This gives the following output and graph


Max final wealth 78.4742 for stocks: comme kinar
Max final wealth 111.6039 for stocks: comme kinar meico
Max final wealth 138.5075 for stocks: comme espey kinar meico



The highlighted line of code is there for a reason, calculating the final wealth for all 4-tuples takes about   one full day on my machine.  So the code is only run once, then the magic of automatically saving the environment takes care of avoiding recalculating the result.


But why is the running time so long?  The main problem of the Universal Portfolio algorithm is that it needs to evaluate an integral on the simplex, and the curse of dimensionality rears its ugly head.  The general approach for a numerical integration in n dimensions is exponential in the number of dimensions.  Furthermore we calculate the wealth for all possible n-tuples and this increases also exponentially in n when n is much smaller than the total number of stocks concerned.


As usual R code can provide a more vivid representation, the following code generates a plot showing the complexity evolution as the number of stocks increase for 36 stocks and a grid spacing of 0.05.  The code also produces a table for small the small values of n.  The code uses the ::: operator, it was new to me and allows to call package functions that are not part of the exposed interface.


library(logopt)
x <- coredata(nyse.cover.1962.1984)
nStocks <- dim(x)[2] 


Sizes <- 1:nStocks
nCs <- 0 * Sizes 
nSs <- 0 * Sizes


for (i in 1:length(Sizes)) {
n <- Sizes[i]
nCs[i] <- choose(nStocks, n) 
nSs[i] <- logopt:::count.grid.points(n, 20)
}


plot(nCs * nSs, type="l", col="blue", log="y",ylim=range(nCs,nSs,nCs*nSs))
lines(nCs, col="red")
lines(nSs, col="green")
grid()


cat(sprintf("n    C(36,n)    S(n,20) C(36,n)*S(n,20)   Ratios to previous value\n"))
for(i in 2:6) {
n <- Sizes[i]
cat(sprintf("%d %10d %10d %15.0f",n,nCs[i],nSs[i], nCs[i] * nSs[i]))
if(i > 2) {
cat(sprintf("%7.1f %7.1f %7.1f", nCs[i]/nCs[i-1], nSs[i]/nSs[i-1],
                        (nCs[i] * nSs[i]) / (nCs[i-1] * nSs[i-1])))
}
cat("\n")
}

n    C(36,n)    S(n,20) C(36,n)*S(n,20)   Ratios to previous value
2        630         21           13230
3       7140        231         1649340   11.3    11.0   124.7
4      58905       1771       104320755    8.2     7.7    63.2
5     376992      10626      4005916992    6.4     6.0    38.4
6    1947792      53130    103486188960    5.2     5.0    25.8

The exponential complexity makes the Universal Porfolio algorithm impractical for large portfolio, a serious limitation.  Some authors have devised more efficient approaches, that either try to approximate Universal Portfolio at reduced complexity or are inspired by the ideas of Universal but with less complexity and general either no bounds or worse bounds.


Saturday, July 7, 2012

Universal portfolio, part 7

After reproducing all original figures and tables from Universal Portfolios, R coupled with modern processors allows to perform some more analysis.

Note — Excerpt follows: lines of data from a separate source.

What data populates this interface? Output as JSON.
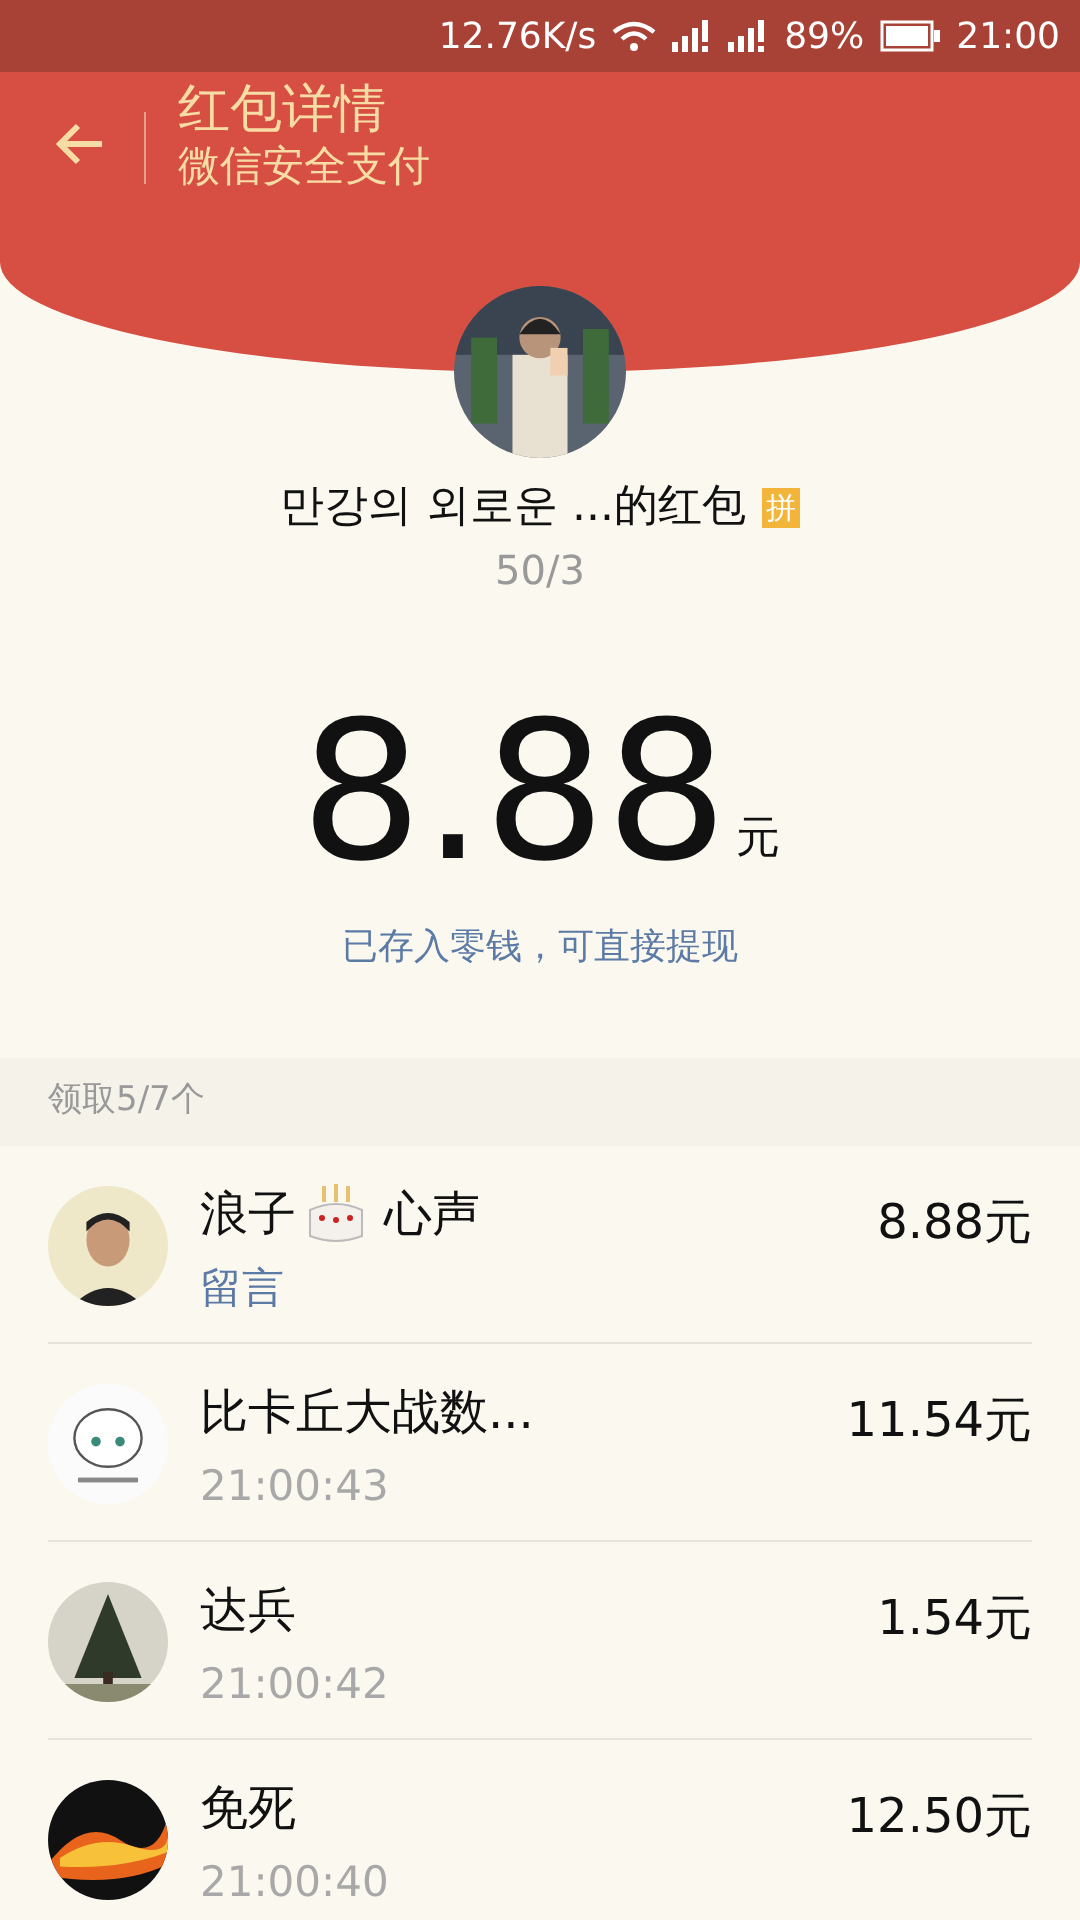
{
  "status_bar": {
    "speed": "12.76K/s",
    "battery": "89%",
    "time": "21:00"
  },
  "header": {
    "title": "红包详情",
    "subtitle": "微信安全支付"
  },
  "sender": {
    "title": "만강의 외로운 ...的红包",
    "badge": "拼",
    "count": "50/3"
  },
  "amount": {
    "value": "8.88",
    "unit": "元",
    "note": "已存入零钱，可直接提现"
  },
  "received_header": "领取5/7个",
  "receivers": [
    {
      "name": "浪子",
      "cake": true,
      "name_suffix": "心声",
      "kind": "message",
      "sub": "留言",
      "amount": "8.88元"
    },
    {
      "name": "比卡丘大战数...",
      "cake": false,
      "kind": "time",
      "sub": "21:00:43",
      "amount": "11.54元"
    },
    {
      "name": "达兵",
      "cake": false,
      "kind": "time",
      "sub": "21:00:42",
      "amount": "1.54元"
    },
    {
      "name": "免死",
      "cake": false,
      "kind": "time",
      "sub": "21:00:40",
      "amount": "12.50元"
    }
  ]
}
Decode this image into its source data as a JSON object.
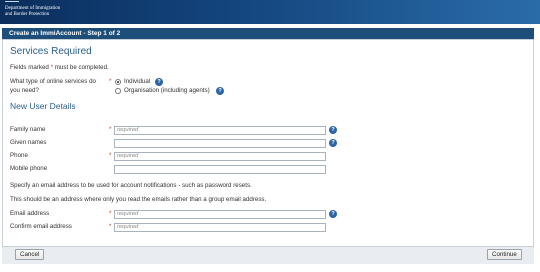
{
  "brand": {
    "line1": "Department of Immigration",
    "line2": "and Border Protection"
  },
  "header": {
    "title": "Create an ImmiAccount - Step 1 of 2"
  },
  "section1": {
    "title": "Services Required",
    "fields_marked_prefix": "Fields marked",
    "fields_marked_star": "*",
    "fields_marked_suffix": "must be completed.",
    "question_line1": "What type of online services do",
    "question_line2": "you need?",
    "options": [
      {
        "label": "Individual",
        "selected": true
      },
      {
        "label": "Organisation (including agents)",
        "selected": false
      }
    ]
  },
  "section2": {
    "title": "New User Details",
    "rows": {
      "family_name": {
        "label": "Family name",
        "required": true,
        "value": "",
        "placeholder": "required"
      },
      "given_names": {
        "label": "Given names",
        "required": false,
        "value": "",
        "placeholder": ""
      },
      "phone": {
        "label": "Phone",
        "required": true,
        "value": "",
        "placeholder": "required"
      },
      "mobile_phone": {
        "label": "Mobile phone",
        "required": false,
        "value": "",
        "placeholder": ""
      }
    },
    "notice1": "Specify an email address to be used for account notifications - such as password resets.",
    "notice2": "This should be an address where only you read the emails rather than a group email address.",
    "email_rows": {
      "email": {
        "label": "Email address",
        "required": true,
        "value": "",
        "placeholder": "required"
      },
      "confirm_email": {
        "label": "Confirm email address",
        "required": true,
        "value": "",
        "placeholder": "required"
      }
    }
  },
  "footer": {
    "cancel_label": "Cancel",
    "continue_label": "Continue"
  },
  "icons": {
    "help": "help-icon",
    "required": "required-star"
  },
  "colors": {
    "header_bg": "#1d4e7a",
    "title_blue": "#2b5f8d",
    "help_icon": "#2b66a7",
    "required_star": "#c0392b"
  }
}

First we calculate the final wealth of the universal portfolio for all possible pairs of stocks, and show the corresponding cumulative probability function, and which pair is the best.  This shows how concise R code can be.


library(logopt)
x <- coredata(nyse.cover.1962.1984)
w <- logopt:::x2w(x) 
nDays <- dim(x)[1]
nStocks <- dim(x)[2] 
Days <- 1:nDays


FinalWealth <- function(cols) {
xij <- x[,cols]
uc <- universal.cover(xij, 20)
return(uc[length(uc)])
}


ws <- combn(1:nStocks, 2, FinalWealth)
plot(ecdf(ws),col="blue",pch=19,cex=0.5)
grid()


# show the best pair
BestIdx <- combn(1:nStocks,2)[,which.max(ws)]
cat(sprintf("Max final wealth: %.4f for pair (%s,%s)\n", max(ws), colnames(x)[BestIdx[1]], colnames(x)[BestIdx[2]]))

The result is the figure below, plus this line

Max final wealth: 78.4742 for pair (comme,kinar)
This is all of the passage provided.